Here’s how to make sure LLMs can read your site:
- View your raw HTML:
- Right-click any page and choose View Page Source (or press Ctrl+U/Cmd+U).
- Check whether your key content (text, pricing, features, etc.) appears there. If it doesn’t, it’s likely rendered with JavaScript and invisible to LLMs.
- Avoid JS-dependent sections for critical info:
- Keep essentials (value propositions, pricing, FAQs, reviews) in static HTML rather than sections that rely on scripts to load.
- Use text instead of images for key details:
- Don’t use images or infographics to convey facts or numbers you want models to pick up. Embed them as readable text instead.
- Inspect your metadata:
- Make sure <meta> tags (titles, descriptions, OG tags) are visible in your page source, not added later through scripts..
- Test your crawlability:
- Use tools like ChatGPT’s GPTBot Validator, Screaming Frog, or site:yourdomain.com searches to see if your content is discoverable.
- Prioritize readability and stability:
- Keep critical information on stable URLs (no heavy query strings or app fragments). LLMs rely on predictable, static structures when retrieving context.
Final Thoughts
Every day, more people are starting their discovery journeys inside LLM platforms like ChatGPT, Gemini, Claude, and Perplexity. And those journeys span every stage of the funnel.
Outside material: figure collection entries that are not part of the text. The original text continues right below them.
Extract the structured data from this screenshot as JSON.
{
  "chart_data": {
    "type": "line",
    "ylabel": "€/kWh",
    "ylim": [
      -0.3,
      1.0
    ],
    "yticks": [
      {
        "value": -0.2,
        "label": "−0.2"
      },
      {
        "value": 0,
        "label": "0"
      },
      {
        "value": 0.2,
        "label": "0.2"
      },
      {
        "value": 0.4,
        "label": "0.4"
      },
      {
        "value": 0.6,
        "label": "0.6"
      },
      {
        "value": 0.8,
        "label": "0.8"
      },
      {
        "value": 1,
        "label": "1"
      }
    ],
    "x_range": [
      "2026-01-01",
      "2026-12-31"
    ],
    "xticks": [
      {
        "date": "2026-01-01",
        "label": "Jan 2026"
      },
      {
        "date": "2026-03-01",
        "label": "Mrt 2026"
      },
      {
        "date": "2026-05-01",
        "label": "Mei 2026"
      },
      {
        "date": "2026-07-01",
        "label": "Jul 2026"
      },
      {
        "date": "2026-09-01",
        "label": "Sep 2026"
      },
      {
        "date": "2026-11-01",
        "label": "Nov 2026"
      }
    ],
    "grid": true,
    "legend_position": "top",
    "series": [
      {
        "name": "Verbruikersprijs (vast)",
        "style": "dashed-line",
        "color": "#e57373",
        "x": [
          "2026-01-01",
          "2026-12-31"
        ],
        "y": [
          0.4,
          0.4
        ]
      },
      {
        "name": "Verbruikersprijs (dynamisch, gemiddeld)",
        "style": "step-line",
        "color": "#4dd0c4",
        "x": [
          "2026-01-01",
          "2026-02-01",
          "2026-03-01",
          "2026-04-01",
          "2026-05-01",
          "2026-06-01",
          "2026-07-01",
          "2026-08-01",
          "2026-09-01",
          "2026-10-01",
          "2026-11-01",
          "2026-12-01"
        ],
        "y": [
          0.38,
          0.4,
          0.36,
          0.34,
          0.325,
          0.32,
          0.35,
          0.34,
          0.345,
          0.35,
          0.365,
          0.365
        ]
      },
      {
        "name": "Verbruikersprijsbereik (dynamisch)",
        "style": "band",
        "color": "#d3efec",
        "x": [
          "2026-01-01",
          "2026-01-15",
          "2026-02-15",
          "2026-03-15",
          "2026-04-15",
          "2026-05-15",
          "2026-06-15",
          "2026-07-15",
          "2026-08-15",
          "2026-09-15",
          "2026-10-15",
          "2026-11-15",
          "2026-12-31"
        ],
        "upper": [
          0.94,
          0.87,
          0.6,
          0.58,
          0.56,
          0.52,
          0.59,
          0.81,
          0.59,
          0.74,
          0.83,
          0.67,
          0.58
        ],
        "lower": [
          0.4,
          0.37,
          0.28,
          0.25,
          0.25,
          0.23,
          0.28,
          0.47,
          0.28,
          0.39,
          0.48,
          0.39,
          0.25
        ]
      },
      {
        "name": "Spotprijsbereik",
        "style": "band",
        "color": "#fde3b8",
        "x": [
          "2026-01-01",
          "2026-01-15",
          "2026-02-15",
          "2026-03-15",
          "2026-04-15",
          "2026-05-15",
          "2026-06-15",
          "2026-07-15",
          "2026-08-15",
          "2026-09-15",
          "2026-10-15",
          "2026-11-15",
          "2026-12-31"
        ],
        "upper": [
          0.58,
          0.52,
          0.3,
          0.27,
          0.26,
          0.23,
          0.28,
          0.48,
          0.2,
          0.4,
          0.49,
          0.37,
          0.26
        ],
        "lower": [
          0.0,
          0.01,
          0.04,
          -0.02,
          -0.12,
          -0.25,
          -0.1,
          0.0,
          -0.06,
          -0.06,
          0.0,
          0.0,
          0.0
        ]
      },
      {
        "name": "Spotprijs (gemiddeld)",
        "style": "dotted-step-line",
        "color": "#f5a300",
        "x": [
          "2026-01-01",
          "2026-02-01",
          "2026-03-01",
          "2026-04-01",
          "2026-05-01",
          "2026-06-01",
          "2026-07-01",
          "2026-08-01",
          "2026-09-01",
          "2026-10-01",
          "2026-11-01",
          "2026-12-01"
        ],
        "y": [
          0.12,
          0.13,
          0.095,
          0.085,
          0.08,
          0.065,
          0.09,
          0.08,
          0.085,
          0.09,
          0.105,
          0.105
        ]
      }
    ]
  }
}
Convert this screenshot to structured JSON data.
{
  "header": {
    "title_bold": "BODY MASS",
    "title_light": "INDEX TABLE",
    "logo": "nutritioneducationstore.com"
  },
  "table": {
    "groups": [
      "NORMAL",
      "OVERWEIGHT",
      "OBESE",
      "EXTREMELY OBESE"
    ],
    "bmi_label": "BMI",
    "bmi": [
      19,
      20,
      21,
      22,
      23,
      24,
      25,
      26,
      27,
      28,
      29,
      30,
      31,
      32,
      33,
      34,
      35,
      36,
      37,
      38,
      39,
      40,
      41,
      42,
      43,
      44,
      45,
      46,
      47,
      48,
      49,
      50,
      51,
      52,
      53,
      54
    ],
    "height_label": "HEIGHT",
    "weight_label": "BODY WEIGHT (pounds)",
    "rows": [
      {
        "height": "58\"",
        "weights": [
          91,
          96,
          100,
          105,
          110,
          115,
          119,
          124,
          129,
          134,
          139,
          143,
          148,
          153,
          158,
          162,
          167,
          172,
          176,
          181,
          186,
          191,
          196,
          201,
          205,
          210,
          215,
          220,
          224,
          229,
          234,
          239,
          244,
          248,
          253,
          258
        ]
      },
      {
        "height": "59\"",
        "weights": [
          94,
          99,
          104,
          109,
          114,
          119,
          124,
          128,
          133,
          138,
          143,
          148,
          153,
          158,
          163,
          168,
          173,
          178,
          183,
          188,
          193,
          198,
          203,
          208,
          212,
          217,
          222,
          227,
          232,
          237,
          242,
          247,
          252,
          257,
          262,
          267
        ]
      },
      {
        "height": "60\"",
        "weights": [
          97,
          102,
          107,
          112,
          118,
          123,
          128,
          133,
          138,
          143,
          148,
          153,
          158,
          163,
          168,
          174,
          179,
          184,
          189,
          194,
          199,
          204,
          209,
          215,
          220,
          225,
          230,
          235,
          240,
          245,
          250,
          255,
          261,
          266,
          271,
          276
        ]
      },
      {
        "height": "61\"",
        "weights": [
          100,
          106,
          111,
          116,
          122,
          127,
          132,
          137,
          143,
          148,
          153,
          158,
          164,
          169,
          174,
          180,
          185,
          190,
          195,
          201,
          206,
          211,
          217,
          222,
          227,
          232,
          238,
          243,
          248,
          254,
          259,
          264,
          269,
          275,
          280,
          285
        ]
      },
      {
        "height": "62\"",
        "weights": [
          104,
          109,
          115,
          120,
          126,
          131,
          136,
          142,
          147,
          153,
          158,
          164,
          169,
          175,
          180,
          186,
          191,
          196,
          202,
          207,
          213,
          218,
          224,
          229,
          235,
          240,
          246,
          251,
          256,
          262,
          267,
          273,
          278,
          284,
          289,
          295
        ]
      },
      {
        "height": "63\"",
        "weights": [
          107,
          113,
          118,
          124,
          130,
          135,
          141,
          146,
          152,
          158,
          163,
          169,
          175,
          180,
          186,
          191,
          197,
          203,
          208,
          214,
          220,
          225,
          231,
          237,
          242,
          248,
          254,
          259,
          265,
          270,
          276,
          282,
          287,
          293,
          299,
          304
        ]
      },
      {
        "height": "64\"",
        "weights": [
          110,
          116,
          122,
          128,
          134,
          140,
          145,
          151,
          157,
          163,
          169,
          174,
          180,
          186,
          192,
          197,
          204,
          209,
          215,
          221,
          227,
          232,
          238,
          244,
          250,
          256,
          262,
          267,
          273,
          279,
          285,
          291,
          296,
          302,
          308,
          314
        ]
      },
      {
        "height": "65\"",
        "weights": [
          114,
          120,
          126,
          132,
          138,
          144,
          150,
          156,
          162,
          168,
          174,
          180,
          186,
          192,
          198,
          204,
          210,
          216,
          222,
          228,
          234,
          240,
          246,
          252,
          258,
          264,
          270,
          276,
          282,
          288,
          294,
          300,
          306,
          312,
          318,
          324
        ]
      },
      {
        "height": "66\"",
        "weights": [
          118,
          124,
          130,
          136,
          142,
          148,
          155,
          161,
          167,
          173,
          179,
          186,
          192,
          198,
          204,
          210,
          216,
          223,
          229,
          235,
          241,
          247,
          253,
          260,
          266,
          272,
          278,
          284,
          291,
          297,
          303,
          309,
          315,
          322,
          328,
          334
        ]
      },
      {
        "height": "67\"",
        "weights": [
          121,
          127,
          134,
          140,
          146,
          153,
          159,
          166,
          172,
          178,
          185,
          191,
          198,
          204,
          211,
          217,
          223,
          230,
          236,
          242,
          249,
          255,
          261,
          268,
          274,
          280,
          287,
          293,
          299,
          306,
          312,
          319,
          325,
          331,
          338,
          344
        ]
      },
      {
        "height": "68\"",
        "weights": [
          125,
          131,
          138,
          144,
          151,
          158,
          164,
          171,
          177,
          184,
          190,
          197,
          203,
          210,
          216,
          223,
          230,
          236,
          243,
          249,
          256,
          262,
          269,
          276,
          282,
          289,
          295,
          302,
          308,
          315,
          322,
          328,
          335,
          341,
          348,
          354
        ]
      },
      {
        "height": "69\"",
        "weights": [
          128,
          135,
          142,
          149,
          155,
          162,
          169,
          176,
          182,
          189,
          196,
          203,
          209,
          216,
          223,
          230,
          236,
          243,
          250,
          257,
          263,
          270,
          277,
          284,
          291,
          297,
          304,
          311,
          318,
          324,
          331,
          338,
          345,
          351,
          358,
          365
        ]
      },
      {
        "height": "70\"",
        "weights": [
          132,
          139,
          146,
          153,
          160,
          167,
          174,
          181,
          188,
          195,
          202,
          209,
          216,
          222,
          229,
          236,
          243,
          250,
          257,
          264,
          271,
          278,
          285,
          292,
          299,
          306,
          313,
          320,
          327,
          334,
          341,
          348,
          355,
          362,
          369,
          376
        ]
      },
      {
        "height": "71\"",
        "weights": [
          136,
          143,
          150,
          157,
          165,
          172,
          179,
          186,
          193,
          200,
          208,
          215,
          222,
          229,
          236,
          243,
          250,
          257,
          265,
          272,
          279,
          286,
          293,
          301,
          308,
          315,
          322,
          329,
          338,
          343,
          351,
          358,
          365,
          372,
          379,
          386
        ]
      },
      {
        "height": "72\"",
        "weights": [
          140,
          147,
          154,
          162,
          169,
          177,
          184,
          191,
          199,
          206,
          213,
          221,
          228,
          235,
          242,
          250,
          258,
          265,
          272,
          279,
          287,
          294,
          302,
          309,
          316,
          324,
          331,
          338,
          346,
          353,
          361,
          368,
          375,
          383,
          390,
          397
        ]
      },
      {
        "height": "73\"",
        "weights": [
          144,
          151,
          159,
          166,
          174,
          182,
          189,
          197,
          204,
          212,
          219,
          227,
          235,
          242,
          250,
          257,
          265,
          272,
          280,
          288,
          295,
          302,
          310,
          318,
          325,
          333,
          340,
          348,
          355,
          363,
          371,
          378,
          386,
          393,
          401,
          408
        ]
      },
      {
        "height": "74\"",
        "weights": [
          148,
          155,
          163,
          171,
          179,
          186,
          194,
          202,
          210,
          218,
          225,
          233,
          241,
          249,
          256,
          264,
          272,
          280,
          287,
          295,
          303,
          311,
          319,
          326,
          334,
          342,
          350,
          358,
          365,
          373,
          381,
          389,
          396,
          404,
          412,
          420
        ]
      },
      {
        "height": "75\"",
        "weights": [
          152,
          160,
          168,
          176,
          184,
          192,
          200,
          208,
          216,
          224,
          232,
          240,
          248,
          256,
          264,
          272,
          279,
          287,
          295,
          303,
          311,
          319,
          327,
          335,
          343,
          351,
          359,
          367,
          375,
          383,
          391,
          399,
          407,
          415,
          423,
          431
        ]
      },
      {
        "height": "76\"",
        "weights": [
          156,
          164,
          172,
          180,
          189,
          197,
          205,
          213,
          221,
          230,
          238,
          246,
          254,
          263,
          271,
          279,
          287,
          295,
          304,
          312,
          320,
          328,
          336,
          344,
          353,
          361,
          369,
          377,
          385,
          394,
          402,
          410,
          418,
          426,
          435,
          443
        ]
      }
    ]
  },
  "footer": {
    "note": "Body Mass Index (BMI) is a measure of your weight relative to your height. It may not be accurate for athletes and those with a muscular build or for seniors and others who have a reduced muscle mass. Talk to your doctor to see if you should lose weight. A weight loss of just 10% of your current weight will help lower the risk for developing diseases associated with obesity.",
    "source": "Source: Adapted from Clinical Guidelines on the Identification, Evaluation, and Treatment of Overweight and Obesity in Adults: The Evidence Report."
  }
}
> At the unaware stage: when users are barely aware they have a problem.
> At the aware stage: when they’re actively researching and naming it
> At the most aware stage: when they’re comparing solutions.
For your brand to be part of those conversations, your content must be bot-readable, understandable, citable, and trusted by LLMs. That means showing up with clean entities, verifiable claims, consistent signals, and enough topical depth that models can lean on you as a reliable reference.
The strategies in this guide will put you on the right track, although they don’t guarantee citations overnight – but if you stay consistent, they WILL eventually make your brand visible and usable inside the very systems that more buyers are turning to for answers.
Start with these steps:
- Audit your current content for machine-readability (entities, schema, HTML clarity).
- Prioritize a few high-intent pages to refresh with recency signals and fact-checkable claims.
- Map one or two clusters around your core problems, even if some topics don’t have measurable search volume yet.
- Start building a cadence for original data – even small surveys or usage insights can make you the only source worth citing.